Mais Tina n’hésite même pas.
« Ricky le Hippie », répond-elle tout de go, et elle pouffe de rire.
Holly s’arrête, pied en l’air.
« Qui ?
— M. Ricker, c’est ça son vrai nom. Pete dit que certains élèves l’appellent Ricky le Hippie parce qu’il porte des chemises et des cravates à fleurs rétro. Pete l’a eu quand il était en première. Ou en seconde. Je me souviens plus. Il disait que M. Ricker s’y connaissait en bons livres. M’zelle… heu, je veux dire, Holly, est-ce que M. Hodges a toujours l’intention de parler à Pete demain ?
— Oui. Ne t’inquiète pas pour ça. »
Mais Tina s’inquiète beaucoup, au contraire.
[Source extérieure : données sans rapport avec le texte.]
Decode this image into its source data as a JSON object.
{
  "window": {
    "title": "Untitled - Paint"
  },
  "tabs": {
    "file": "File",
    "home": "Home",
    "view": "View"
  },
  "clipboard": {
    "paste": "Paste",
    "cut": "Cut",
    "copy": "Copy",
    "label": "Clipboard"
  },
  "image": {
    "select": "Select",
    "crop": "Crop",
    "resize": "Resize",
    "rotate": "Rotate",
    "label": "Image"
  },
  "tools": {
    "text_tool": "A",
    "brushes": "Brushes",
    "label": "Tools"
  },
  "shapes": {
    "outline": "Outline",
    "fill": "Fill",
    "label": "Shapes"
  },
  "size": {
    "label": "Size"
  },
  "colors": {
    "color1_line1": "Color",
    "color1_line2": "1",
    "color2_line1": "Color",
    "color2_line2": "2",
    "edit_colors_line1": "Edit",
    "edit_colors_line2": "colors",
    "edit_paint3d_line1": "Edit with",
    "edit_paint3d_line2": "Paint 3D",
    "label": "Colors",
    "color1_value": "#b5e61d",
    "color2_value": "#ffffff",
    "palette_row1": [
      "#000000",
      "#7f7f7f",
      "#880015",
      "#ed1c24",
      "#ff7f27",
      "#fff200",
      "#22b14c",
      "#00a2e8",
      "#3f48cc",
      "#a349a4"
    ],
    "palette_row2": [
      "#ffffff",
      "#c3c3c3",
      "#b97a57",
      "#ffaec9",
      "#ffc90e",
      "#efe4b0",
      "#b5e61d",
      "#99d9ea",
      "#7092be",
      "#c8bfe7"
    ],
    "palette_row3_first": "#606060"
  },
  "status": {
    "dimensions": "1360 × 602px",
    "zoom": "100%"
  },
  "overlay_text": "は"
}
Elle paraît même au bord des larmes et Holly sent son propre estomac se contracter comme une petite balle dure.
« Oh, là, là, j’espère qu’il va pas me détester.
— Mais non », la rassure Holly. Elle mâchonne sa Nicorette à la vitesse de l’éclair. « Bill va trouver ce qui ne va pas et arranger ça. Et ensuite ton frère t’aimera encore plus qu’avant.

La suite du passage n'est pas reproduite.